Solution to two-dimensional PDE (wave/Klein-Gordon type equation)

Question

I was playing with an optimization problem and ended up reducing it to solving the following PDE: $$ a^2 xy \frac{\partial^2 f}{\partial x \partial y} + f = -axy(y+2ax) $$ where $a \in \mathbb{R}^+$ is fixed and $f : \mathbb{R}^2 \to \mathbb{R}$ is unknown. I have no experience whatsoever with PDEs, but noticed I could separate $x$ and $y$ by changing variables $t = (x+y)/2$ and $r = (x-y)/2$, giving $$ \left(\frac{\partial^2}{\partial^2 t} - \frac{\partial^2}{\partial^2 r} + \frac{4}{a^2(t^2-r^2)} \right) f = g(t,r) $$ for some fixed $g$ (not relevant here).

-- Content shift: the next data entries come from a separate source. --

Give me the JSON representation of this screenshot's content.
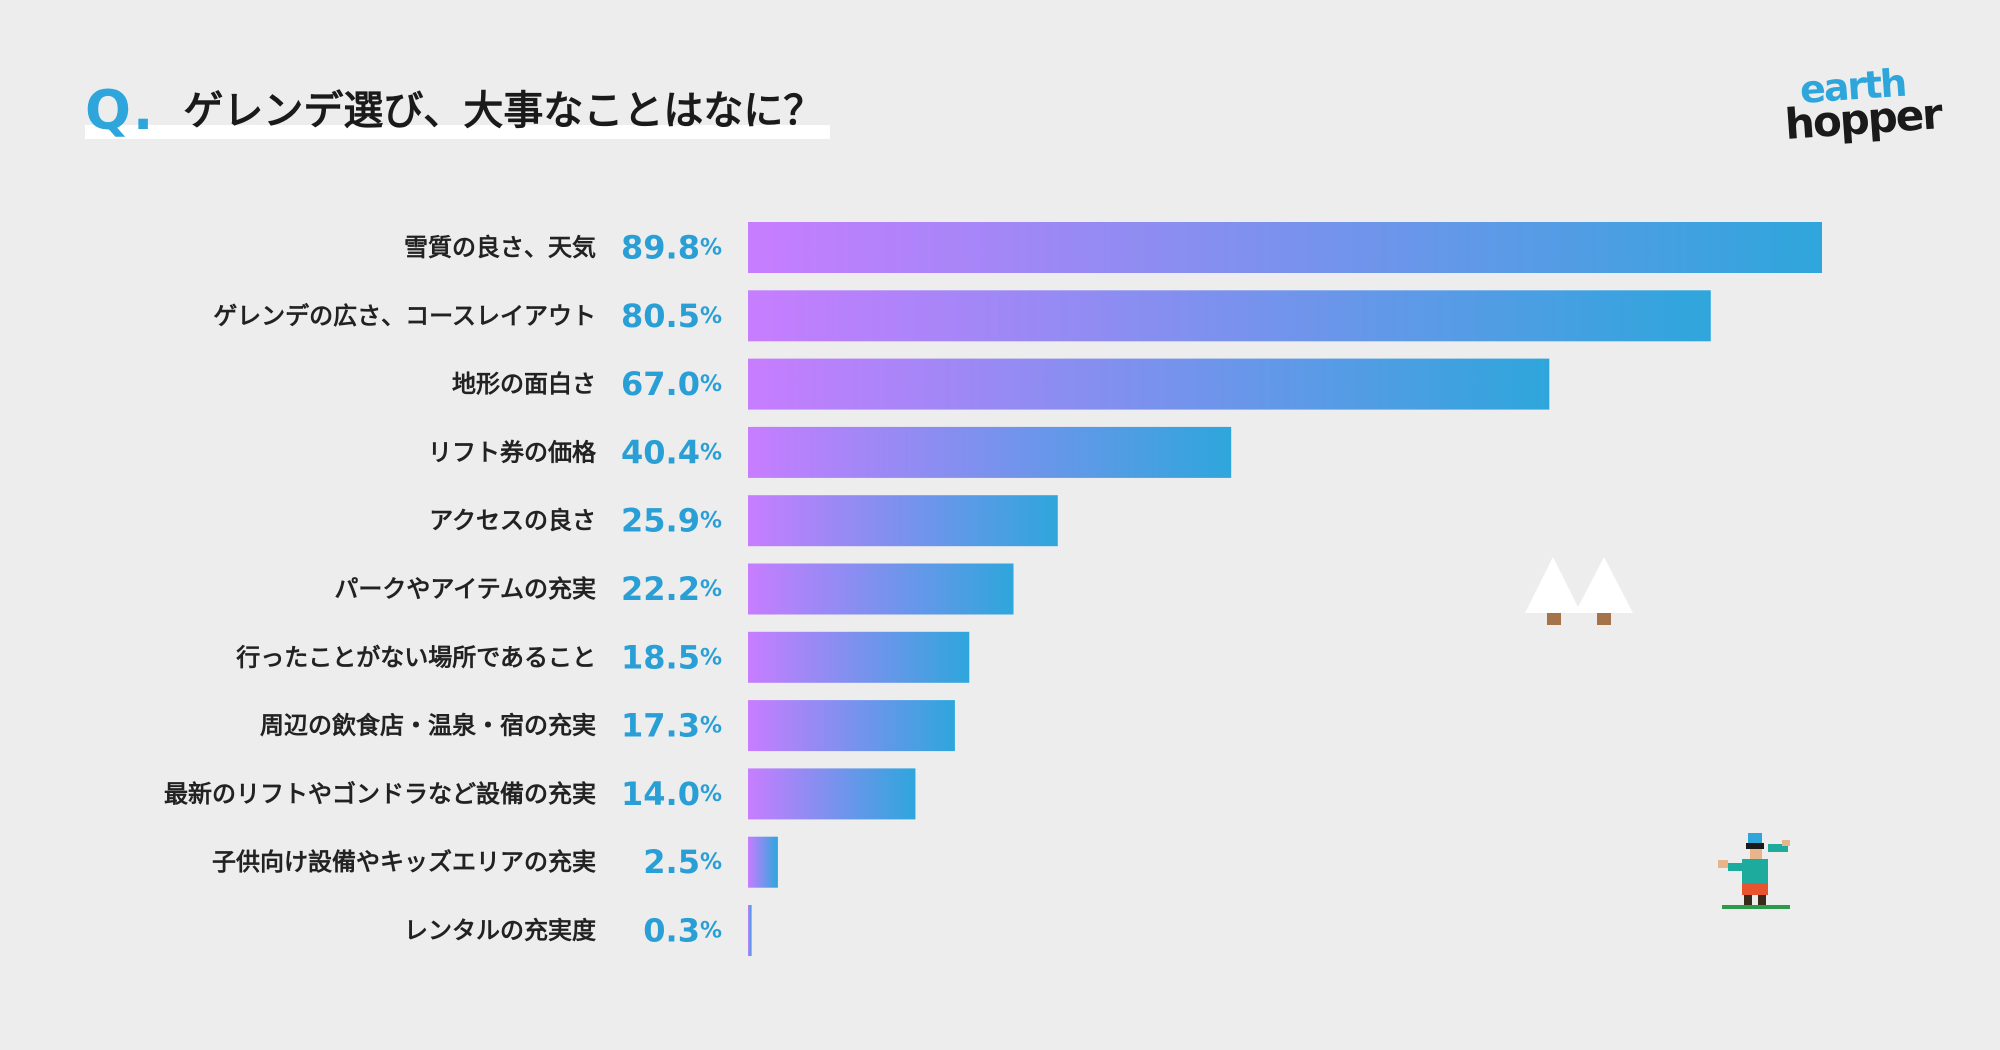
{
  "title": {
    "q": "Q.",
    "text": "ゲレンデ選び、大事なことはなに？"
  },
  "logo": {
    "line1": "earth",
    "line2": "hopper"
  },
  "colors": {
    "accent": "#2ea6dc",
    "bar_start": "#c77dff",
    "bar_end": "#2ea6dc",
    "background": "#ededed"
  },
  "chart_data": {
    "type": "bar",
    "orientation": "horizontal",
    "categories": [
      "雪質の良さ、天気",
      "ゲレンデの広さ、コースレイアウト",
      "地形の面白さ",
      "リフト券の価格",
      "アクセスの良さ",
      "パークやアイテムの充実",
      "行ったことがない場所であること",
      "周辺の飲食店・温泉・宿の充実",
      "最新のリフトやゴンドラなど設備の充実",
      "子供向け設備やキッズエリアの充実",
      "レンタルの充実度"
    ],
    "values": [
      89.8,
      80.5,
      67.0,
      40.4,
      25.9,
      22.2,
      18.5,
      17.3,
      14.0,
      2.5,
      0.3
    ],
    "value_labels": [
      "89.8",
      "80.5",
      "67.0",
      "40.4",
      "25.9",
      "22.2",
      "18.5",
      "17.3",
      "14.0",
      "2.5",
      "0.3"
    ],
    "unit": "%",
    "xlim": [
      0,
      89.8
    ],
    "grid": false
  }
}
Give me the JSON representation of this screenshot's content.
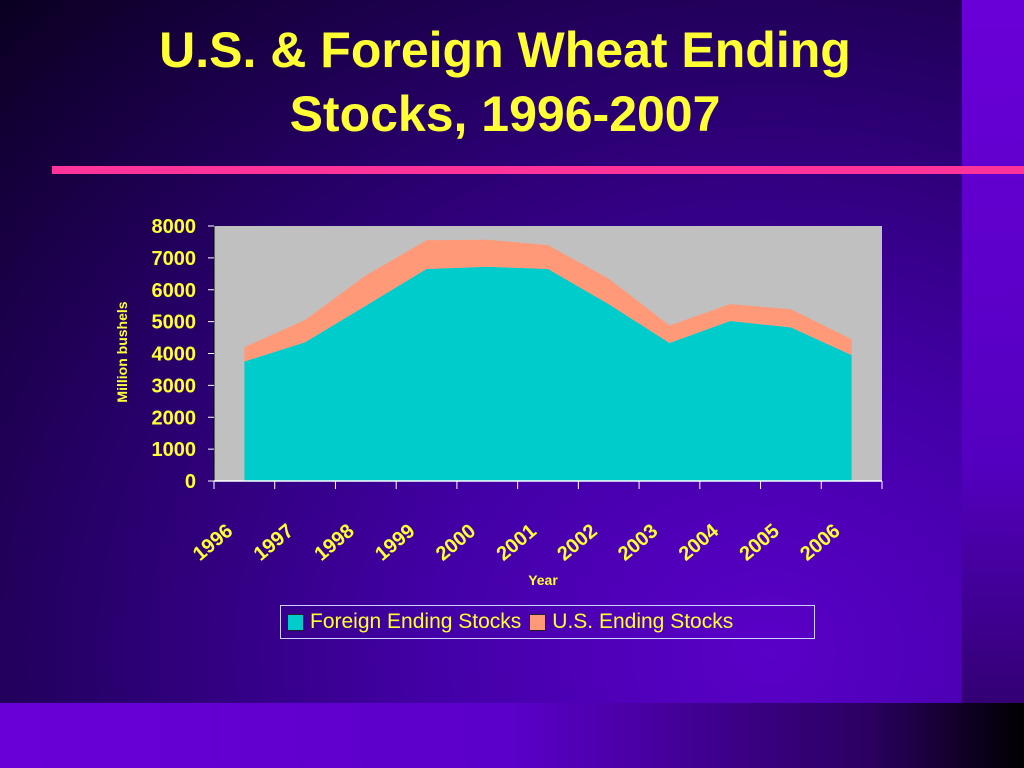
{
  "slide": {
    "title_line1": "U.S. & Foreign Wheat Ending",
    "title_line2": "Stocks, 1996-2007",
    "colors": {
      "title": "#ffff33",
      "divider": "#ff3399",
      "background": "#3a0090",
      "plot_bg": "#c0c0c0"
    }
  },
  "chart_data": {
    "type": "area",
    "stacked": true,
    "x": [
      "1996",
      "1997",
      "1998",
      "1999",
      "2000",
      "2001",
      "2002",
      "2003",
      "2004",
      "2005",
      "2006"
    ],
    "series": [
      {
        "name": "Foreign Ending Stocks",
        "color": "#00cccc",
        "values": [
          3750,
          4350,
          5500,
          6650,
          6720,
          6650,
          5550,
          4330,
          5020,
          4820,
          3950
        ]
      },
      {
        "name": "U.S. Ending Stocks",
        "color": "#ff9977",
        "values": [
          450,
          700,
          950,
          900,
          850,
          750,
          800,
          550,
          530,
          570,
          500
        ]
      }
    ],
    "xlabel": "Year",
    "ylabel": "Million bushels",
    "ylim": [
      0,
      8000
    ],
    "yticks": [
      0,
      1000,
      2000,
      3000,
      4000,
      5000,
      6000,
      7000,
      8000
    ],
    "grid": false,
    "legend_position": "bottom"
  }
}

This looks something like the 1+1-dimensional (time + 1D) Klein-Gordon equation $$ \left(\frac{\partial^2}{\partial^2 t} - \frac{\partial^2}{\partial^2 r} + m^2 \right) f = 0 $$ except for the rightmost term in the bracket and the RHS of the equation, which both vary with $t,r$ in my case. It also looks a little bit like the inohomogeneous Helmholtz equation or the screened Poisson equation depending on whether $xy > 0$ or $xy < 0$, except they also have a constant rightmost term in the bracket AND have no time-component. I have no idea where to start, having no expertise in PDEs. I tried looking at the following papers but had a hard time following. Any guidance, hints, solutions most appreciated.